Die unglaubliche Reise der Lillian Leyb - Amy Bloom

  • Die unglaubliche Reise der Lillian Leyb, Amy Bloom, Originaltitel „Away“, Übersetz. v. Adelheid Dormagen, Hoffmann und Campe, Hamburg, 2008, ISBN 978-3-455-40091-5, 19,95 €



    Zur Autorin:
    lt. Klappentext
    Amy Bloom, geboren 1953, hat bereits mehrere Romane und Erzählungen veröffentlicht. Ihr Erzählungsband Liebe ist ein seltsames Kind (Hoffmann und Campe, 1995) wurde für den National Book Award nominiert. Bei Hoffmann und Campe erschien außerdem ihr Roman Das Mädchen im Pelzmantel (1998). Bloom schreibt unter anderem für den New Yorker, The New York Times, The Atlantic Monthly und Vogue.
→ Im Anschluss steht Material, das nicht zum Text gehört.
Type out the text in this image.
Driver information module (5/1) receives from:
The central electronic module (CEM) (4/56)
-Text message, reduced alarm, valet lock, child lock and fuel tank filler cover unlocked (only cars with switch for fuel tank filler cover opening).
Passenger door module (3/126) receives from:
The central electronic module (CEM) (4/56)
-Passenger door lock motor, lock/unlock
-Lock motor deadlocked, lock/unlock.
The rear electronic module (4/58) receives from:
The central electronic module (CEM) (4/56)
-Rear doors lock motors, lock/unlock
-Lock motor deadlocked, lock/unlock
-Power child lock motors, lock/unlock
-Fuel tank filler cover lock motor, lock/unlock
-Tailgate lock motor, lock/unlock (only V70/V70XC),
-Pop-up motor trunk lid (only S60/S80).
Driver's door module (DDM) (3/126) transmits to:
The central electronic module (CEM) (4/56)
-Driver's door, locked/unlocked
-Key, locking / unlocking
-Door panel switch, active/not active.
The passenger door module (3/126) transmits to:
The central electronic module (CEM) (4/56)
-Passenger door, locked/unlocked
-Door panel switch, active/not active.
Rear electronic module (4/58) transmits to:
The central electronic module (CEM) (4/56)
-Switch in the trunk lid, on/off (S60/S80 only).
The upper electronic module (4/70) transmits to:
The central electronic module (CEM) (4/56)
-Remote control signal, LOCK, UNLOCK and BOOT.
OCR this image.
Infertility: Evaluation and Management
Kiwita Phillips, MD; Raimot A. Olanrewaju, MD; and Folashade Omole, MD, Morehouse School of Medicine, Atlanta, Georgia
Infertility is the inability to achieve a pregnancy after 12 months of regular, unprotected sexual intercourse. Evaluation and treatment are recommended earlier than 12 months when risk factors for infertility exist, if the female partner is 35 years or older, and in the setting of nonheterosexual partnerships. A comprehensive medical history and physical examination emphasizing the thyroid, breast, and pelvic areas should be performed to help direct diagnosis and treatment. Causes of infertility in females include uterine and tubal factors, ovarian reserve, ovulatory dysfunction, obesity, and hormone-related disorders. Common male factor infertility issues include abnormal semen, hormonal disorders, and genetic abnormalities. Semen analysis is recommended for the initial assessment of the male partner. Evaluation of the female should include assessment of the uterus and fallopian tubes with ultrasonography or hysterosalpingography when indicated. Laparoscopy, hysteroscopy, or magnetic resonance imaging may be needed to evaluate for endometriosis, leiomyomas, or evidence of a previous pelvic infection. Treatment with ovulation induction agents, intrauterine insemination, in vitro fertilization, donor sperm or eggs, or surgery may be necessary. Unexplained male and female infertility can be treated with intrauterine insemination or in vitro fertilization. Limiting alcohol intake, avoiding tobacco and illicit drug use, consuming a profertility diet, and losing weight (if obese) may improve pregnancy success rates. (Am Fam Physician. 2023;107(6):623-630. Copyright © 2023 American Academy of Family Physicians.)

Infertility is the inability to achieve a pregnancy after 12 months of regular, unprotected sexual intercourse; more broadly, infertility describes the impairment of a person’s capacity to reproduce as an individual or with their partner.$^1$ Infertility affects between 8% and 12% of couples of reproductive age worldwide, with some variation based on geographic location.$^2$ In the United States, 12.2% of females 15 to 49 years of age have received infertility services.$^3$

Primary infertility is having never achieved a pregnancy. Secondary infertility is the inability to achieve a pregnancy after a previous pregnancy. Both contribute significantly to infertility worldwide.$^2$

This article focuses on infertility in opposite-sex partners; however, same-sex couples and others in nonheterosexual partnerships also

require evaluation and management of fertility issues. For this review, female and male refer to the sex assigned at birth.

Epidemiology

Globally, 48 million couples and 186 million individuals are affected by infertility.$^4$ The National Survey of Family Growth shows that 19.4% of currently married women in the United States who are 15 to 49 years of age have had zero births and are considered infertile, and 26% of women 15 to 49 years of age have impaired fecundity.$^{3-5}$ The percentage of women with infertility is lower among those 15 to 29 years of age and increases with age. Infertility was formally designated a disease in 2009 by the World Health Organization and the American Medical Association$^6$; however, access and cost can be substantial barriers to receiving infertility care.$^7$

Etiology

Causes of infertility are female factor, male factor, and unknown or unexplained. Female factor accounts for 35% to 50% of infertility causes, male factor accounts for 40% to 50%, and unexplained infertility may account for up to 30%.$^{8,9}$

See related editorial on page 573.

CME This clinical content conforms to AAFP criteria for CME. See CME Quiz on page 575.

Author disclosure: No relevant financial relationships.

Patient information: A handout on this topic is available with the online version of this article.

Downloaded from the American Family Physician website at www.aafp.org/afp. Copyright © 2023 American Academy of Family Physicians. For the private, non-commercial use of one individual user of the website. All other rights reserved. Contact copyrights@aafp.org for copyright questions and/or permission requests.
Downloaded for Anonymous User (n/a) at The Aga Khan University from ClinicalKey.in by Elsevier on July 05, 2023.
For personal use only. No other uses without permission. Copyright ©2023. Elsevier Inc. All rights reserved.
Sie lehrt Creative Writing an der Yale University.


    Meine Meinung:
    Als ich “Die unglaubliche Reise der Lillian Leyb” von Amy Bloom zuschlug, hätte ich zunächst ohne Einschränkung der New York Times, die das im amerikanischen Original unter dem Titel „Away“ erschienene Buch als großartige Literatur einstuft, zugestimmt. Amy Bloom hüllt die Leser mit ihrer eigenartig nüchternen und dennoch poetischen Sprache förmlich ein und so konnte ich mich kaum von ihrem Buch trennen, bevor ich es nicht zu Ende gelesen hatte.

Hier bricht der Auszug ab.